Logo chegou a equipe de socorro médico. Uma menina precisava rapidamente de transfusão de sangue para sobreviver.
Como os médicos e enfermeiros não entendiam a língua das crianças, pediram, por gestos, voluntários para doar sangue.
Um braço magrinho levantou-se. Era um menino de nove anos. Ele foi preparado às pressas. A enfermeira introduziu em sua veia uma agulha, e estava retirando o sangue.

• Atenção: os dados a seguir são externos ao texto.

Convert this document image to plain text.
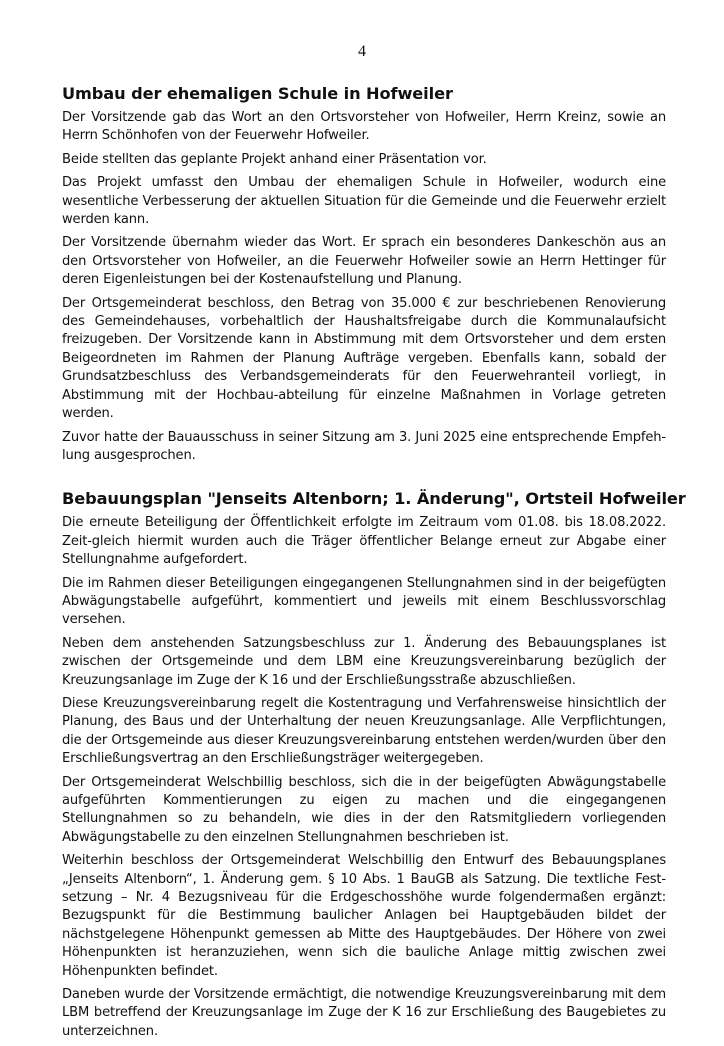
4
Umbau der ehemaligen Schule in Hofweiler

Der Vorsitzende gab das Wort an den Ortsvorsteher von Hofweiler, Herrn Kreinz, sowie an Herrn Schönhofen von der Feuerwehr Hofweiler.

Beide stellten das geplante Projekt anhand einer Präsentation vor.

Das Projekt umfasst den Umbau der ehemaligen Schule in Hofweiler, wodurch eine wesentliche Verbesserung der aktuellen Situation für die Gemeinde und die Feuerwehr erzielt werden kann.

Der Vorsitzende übernahm wieder das Wort. Er sprach ein besonderes Dankeschön aus an den Ortsvorsteher von Hofweiler, an die Feuerwehr Hofweiler sowie an Herrn Hettinger für deren Eigenleistungen bei der Kostenaufstellung und Planung.

Der Ortsgemeinderat beschloss, den Betrag von 35.000 € zur beschriebenen Renovierung des Gemeindehauses, vorbehaltlich der Haushaltsfreigabe durch die Kommunalaufsicht freizugeben. Der Vorsitzende kann in Abstimmung mit dem Ortsvorsteher und dem ersten Beigeordneten im Rahmen der Planung Aufträge vergeben. Ebenfalls kann, sobald der Grundsatzbeschluss des Verbandsgemeinderats für den Feuerwehranteil vorliegt, in Abstimmung mit der Hochbau-abteilung für einzelne Maßnahmen in Vorlage getreten werden.

Zuvor hatte der Bauausschuss in seiner Sitzung am 3. Juni 2025 eine entsprechende Empfeh-lung ausgesprochen.

Bebauungsplan "Jenseits Altenborn; 1. Änderung", Ortsteil Hofweiler

Die erneute Beteiligung der Öffentlichkeit erfolgte im Zeitraum vom 01.08. bis 18.08.2022. Zeit-gleich hiermit wurden auch die Träger öffentlicher Belange erneut zur Abgabe einer Stellungnahme aufgefordert.

Die im Rahmen dieser Beteiligungen eingegangenen Stellungnahmen sind in der beigefügten Abwägungstabelle aufgeführt, kommentiert und jeweils mit einem Beschlussvorschlag versehen.

Neben dem anstehenden Satzungsbeschluss zur 1. Änderung des Bebauungsplanes ist zwischen der Ortsgemeinde und dem LBM eine Kreuzungsvereinbarung bezüglich der Kreuzungsanlage im Zuge der K 16 und der Erschließungsstraße abzuschließen.

Diese Kreuzungsvereinbarung regelt die Kostentragung und Verfahrensweise hinsichtlich der Planung, des Baus und der Unterhaltung der neuen Kreuzungsanlage. Alle Verpflichtungen, die der Ortsgemeinde aus dieser Kreuzungsvereinbarung entstehen werden/wurden über den Erschließungsvertrag an den Erschließungsträger weitergegeben.

Der Ortsgemeinderat Welschbillig beschloss, sich die in der beigefügten Abwägungstabelle aufgeführten Kommentierungen zu eigen zu machen und die eingegangenen Stellungnahmen so zu behandeln, wie dies in der den Ratsmitgliedern vorliegenden Abwägungstabelle zu den einzelnen Stellungnahmen beschrieben ist.

Weiterhin beschloss der Ortsgemeinderat Welschbillig den Entwurf des Bebauungsplanes „Jenseits Altenborn“, 1. Änderung gem. § 10 Abs. 1 BauGB als Satzung. Die textliche Fest-setzung – Nr. 4 Bezugsniveau für die Erdgeschosshöhe wurde folgendermaßen ergänzt: Bezugspunkt für die Bestimmung baulicher Anlagen bei Hauptgebäuden bildet der nächstgelegene Höhenpunkt gemessen ab Mitte des Hauptgebäudes. Der Höhere von zwei Höhenpunkten ist heranzuziehen, wenn sich die bauliche Anlage mittig zwischen zwei Höhenpunkten befindet.

Daneben wurde der Vorsitzende ermächtigt, die notwendige Kreuzungsvereinbarung mit dem LBM betreffend der Kreuzungsanlage im Zuge der K 16 zur Erschließung des Baugebietes zu unterzeichnen.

Nessa hora, o menino começou a chorar. Chegou uma pessoa que entendia as línguas dos dois. A enfermeira pediu-lhe que perguntasse ao menino o motivo do choro.
Sabe o que era? O garoto pensava que a enfermeira ia tirar todo o seu sangue, e ele ia morrer. Foi só o intérprete explicar, pronto, o menino ficou tranquilo.
Depois de tudo, o médico perguntou a ele por que, mesmo pensando que ia morrer, ofereceu-se para doar sangue. Ele respondeu: “Eu fiquei com dó da minha colega”.
Foi um gesto semelhante ao de Jesus, que doou todo o seu sangue, e morreu, para nos salvar.
Que diferença de nós, que às vezes não temos dó nem para dar um prato de comida a um faminto que encontramos!
Foi de Maria Santíssima que Jesus recebeu o seu bom coração, no lado humano. Que ela nos ajude a imitá-lo!